“The best way to get a job is to write down all the things you love to do, draw a circle around it, and call it a job.” —Jelly Helm, former ECD at Wieden + Kennedy and founder of Jelly Helm Studio
I love that advice — the audacity! these Millennial sensibilities purr — but I’ve never had to exercise it because Stanley Pollitt and Stephen King did my legwork about 45 years ago. In the late ‘60s, Pollitt and King birthed modern account planning in the UK advertising industry, and if I were to sit down and do the circle thing, I think I’d end up with something akin to what Pollitt and King begot.
This aha! moment came when I discovered that PSFK — my favorite website, which I’d before considered just a random curatorial triumph — was billed as a resource for the strategic planning community. (PSFK now goes by the broader, “The go-to source for new ideas and inspiration for creative professionals.”) Suddenly all this fascinating stuff — branding, design, consumer psychology, pop cultural trends, behavioral economics — was housed beneath an existing job title, something called “strategic planning” that people were apparently getting paid to do right that second. I now had a target.

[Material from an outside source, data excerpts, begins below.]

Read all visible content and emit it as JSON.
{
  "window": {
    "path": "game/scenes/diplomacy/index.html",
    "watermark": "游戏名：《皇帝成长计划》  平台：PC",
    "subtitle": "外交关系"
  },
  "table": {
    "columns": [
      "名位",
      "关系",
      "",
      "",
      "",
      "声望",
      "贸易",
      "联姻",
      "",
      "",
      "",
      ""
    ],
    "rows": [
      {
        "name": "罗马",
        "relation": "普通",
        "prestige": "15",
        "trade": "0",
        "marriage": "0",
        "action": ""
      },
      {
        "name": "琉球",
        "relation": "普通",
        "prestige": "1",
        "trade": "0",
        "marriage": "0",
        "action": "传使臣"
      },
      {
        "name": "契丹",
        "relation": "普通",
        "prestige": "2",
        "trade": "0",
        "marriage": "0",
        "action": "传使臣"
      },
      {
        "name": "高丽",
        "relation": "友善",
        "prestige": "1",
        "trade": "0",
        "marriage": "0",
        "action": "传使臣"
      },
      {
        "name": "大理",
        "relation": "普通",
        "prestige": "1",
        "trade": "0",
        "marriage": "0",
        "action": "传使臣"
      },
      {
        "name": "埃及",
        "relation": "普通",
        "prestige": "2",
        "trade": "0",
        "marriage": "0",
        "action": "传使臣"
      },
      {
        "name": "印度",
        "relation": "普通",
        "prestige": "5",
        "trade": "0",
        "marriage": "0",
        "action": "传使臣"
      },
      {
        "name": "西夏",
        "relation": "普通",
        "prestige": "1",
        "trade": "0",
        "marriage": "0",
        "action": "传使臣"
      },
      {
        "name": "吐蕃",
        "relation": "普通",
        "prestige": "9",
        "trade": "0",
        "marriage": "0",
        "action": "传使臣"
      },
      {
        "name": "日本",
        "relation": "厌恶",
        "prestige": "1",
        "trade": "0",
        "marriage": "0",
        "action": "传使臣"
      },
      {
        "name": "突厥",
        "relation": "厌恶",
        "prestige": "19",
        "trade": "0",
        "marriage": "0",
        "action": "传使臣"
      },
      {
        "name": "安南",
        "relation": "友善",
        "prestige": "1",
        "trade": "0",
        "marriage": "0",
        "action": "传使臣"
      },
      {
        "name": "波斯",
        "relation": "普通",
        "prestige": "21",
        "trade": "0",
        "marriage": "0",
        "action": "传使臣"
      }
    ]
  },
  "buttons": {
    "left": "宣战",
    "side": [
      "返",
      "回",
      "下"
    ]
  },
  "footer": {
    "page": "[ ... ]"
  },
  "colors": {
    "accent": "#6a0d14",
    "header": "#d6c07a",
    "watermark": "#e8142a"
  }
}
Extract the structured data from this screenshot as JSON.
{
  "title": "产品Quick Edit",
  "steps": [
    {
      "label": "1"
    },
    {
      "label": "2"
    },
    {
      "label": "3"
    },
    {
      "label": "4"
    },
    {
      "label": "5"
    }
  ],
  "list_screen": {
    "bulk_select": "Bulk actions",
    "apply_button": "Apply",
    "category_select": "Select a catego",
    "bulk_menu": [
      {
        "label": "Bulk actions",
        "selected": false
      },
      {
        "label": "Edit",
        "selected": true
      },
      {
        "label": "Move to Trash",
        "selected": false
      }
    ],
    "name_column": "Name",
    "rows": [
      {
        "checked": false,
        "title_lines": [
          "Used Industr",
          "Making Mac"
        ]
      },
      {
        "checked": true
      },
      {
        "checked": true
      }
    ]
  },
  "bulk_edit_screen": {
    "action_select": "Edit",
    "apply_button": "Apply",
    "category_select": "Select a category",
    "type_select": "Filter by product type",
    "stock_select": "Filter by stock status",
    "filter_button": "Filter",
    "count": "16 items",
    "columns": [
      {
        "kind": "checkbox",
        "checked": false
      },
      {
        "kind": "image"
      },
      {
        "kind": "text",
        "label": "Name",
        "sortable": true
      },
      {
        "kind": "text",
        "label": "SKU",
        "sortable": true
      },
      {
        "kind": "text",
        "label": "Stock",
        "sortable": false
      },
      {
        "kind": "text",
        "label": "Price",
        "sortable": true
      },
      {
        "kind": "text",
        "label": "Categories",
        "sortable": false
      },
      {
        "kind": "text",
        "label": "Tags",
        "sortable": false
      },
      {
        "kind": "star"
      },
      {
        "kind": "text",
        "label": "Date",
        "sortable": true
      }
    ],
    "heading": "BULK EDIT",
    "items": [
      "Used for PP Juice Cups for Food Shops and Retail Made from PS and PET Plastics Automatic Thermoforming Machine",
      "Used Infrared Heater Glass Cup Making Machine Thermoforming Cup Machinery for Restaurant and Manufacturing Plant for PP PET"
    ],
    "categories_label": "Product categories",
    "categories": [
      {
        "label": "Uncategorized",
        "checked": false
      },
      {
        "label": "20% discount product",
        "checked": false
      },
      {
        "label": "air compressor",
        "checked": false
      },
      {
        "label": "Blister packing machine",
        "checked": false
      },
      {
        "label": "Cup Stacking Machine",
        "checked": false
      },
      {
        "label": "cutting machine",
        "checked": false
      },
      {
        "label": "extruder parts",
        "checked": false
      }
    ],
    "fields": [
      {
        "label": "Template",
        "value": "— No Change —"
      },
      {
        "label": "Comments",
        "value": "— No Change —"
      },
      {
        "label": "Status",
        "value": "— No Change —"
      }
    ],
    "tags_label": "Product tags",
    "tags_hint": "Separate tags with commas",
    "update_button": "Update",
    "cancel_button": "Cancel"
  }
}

Several Googles later I’d cornered a working understanding of what planners do. It varies by agency and account but seems generally to boil down to this:
- Learn about the consumer. Learn about the brand. Learn about the brand’s business problem. Learn about the market. Learn about the media landscape. Learn everything else within the sphere of human knowledge that’s potentially relevant. Write creative brief.
There’s more to it than that, but the intellectual sponging is what draws me, and I was sold.
I took my growing interest to Andy and Chris, two planners at Wieden + Kennedy who generously agreed to talk shop over coffee. They confirmed most of what I’d read, which was by then a fair amount, and I left the meeting encouraged. Andy and Chris were terribly nice and very sharp.
The clincher came just a few nights later when, drinks in hand, I wound up speaking with a pair of young creatives — a writer/AD team — who do well-known and well-regarded work for a venerable brand. I told them I was thinking about strategic planning.
“Yeah, man,” one of them chuckled, “that’s a good way to make bank just thinking shit up.”
I think he was being facetious; I know he was being drunk on whiskey. But if his statement was even half accurate, I figure I’m on the right track.